In [None]:
%%capture

!pip install --upgrade accelerate
!pip install jiwer

In [None]:
from pathlib import Path

import numpy as np
import pandas as pd
from PIL import Image
from sklearn.model_selection import train_test_split

import torch
from torch.utils.data import DataLoader
from transformers import TrOCRProcessor, VisionEncoderDecoderModel

Ноутбук основан на следующем туториале: [ссылка](https://github.com/NielsRogge/Transformers-Tutorials/blob/master/TrOCR/Fine_tune_TrOCR_on_IAM_Handwriting_Database_using_Seq2SeqTrainer.ipynb)

Github: NielsRogge/Transformers-Tutorials

In [None]:
class Dataset(torch.utils.data.Dataset):
    def __init__(self, images_path: Path, image_labels: pd.DataFrame, processor, max_target_length=100):
        self.images_path = images_path
        self.image_labels = image_labels
        self.processor = processor
        self.max_target_length = max_target_length

    def __len__(self):
        return len(self.image_labels)

    def __getitem__(self, idx):
        file_name = self.image_labels['Id'].iloc[idx]
        image = Image.open(self.images_path / file_name).convert("RGB")
        pixel_values = self.processor(image, return_tensors="pt").pixel_values
        encoding = {"pixel_values": pixel_values.squeeze()}

        if "Expected" in self.image_labels.columns:
            text = self.image_labels['Expected'].iloc[idx]
            labels = self.processor.tokenizer(
                text,
                padding="max_length",
                max_length=self.max_target_length
            ).input_ids

            labels = [label if label != self.processor.tokenizer.pad_token_id else -100 for label in labels]
            encoding["labels"] = torch.tensor(labels)

        return encoding

# Подготовка данных

In [None]:
train_labels_path = Path("/kaggle/input/vk-made-ocr/train_labels.csv")
sample_submission_path = Path("/kaggle/input/vk-made-ocr/sample_submission.csv")
train_folder_path = Path("/kaggle/input/vk-made-ocr/train/train")
test_folder_path = Path("/kaggle/input/vk-made-ocr/test/test")


assert train_labels_path.is_file()
assert sample_submission_path.is_file()
assert train_folder_path.is_dir()
assert test_folder_path.is_dir()

In [None]:
train_labels_df = pd.read_csv(train_labels_path)
train_labels_df["Expected"] = train_labels_df["Expected"].astype(str)
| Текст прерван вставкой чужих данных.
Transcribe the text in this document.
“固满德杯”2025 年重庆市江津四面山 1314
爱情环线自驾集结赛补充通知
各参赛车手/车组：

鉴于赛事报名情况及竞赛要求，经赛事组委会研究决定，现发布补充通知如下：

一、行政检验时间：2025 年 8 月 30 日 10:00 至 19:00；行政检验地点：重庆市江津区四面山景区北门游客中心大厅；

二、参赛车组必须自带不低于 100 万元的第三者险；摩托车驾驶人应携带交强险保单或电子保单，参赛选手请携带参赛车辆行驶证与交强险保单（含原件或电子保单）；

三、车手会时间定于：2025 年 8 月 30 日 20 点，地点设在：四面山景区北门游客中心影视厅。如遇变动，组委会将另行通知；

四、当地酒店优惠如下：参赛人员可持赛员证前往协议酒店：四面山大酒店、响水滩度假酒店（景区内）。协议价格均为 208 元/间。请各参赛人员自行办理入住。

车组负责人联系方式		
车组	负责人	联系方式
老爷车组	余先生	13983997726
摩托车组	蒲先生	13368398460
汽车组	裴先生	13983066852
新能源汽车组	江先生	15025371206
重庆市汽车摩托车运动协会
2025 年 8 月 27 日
sample_submission_df = pd.read_csv(sample_submission_path)

train_labels_df.head(2)

In [None]:
train_images, val_images = train_test_split(train_labels_df, test_size=0.1, random_state=12)
train_images = train_images.drop(190919)

processor = TrOCRProcessor.from_pretrained("microsoft/trocr-base-handwritten")

train_dataset = Dataset(train_folder_path, train_images, processor)
val_dataset = Dataset(train_folder_path, val_images, processor)
test_dataset = Dataset(test_folder_path, sample_submission_df, processor)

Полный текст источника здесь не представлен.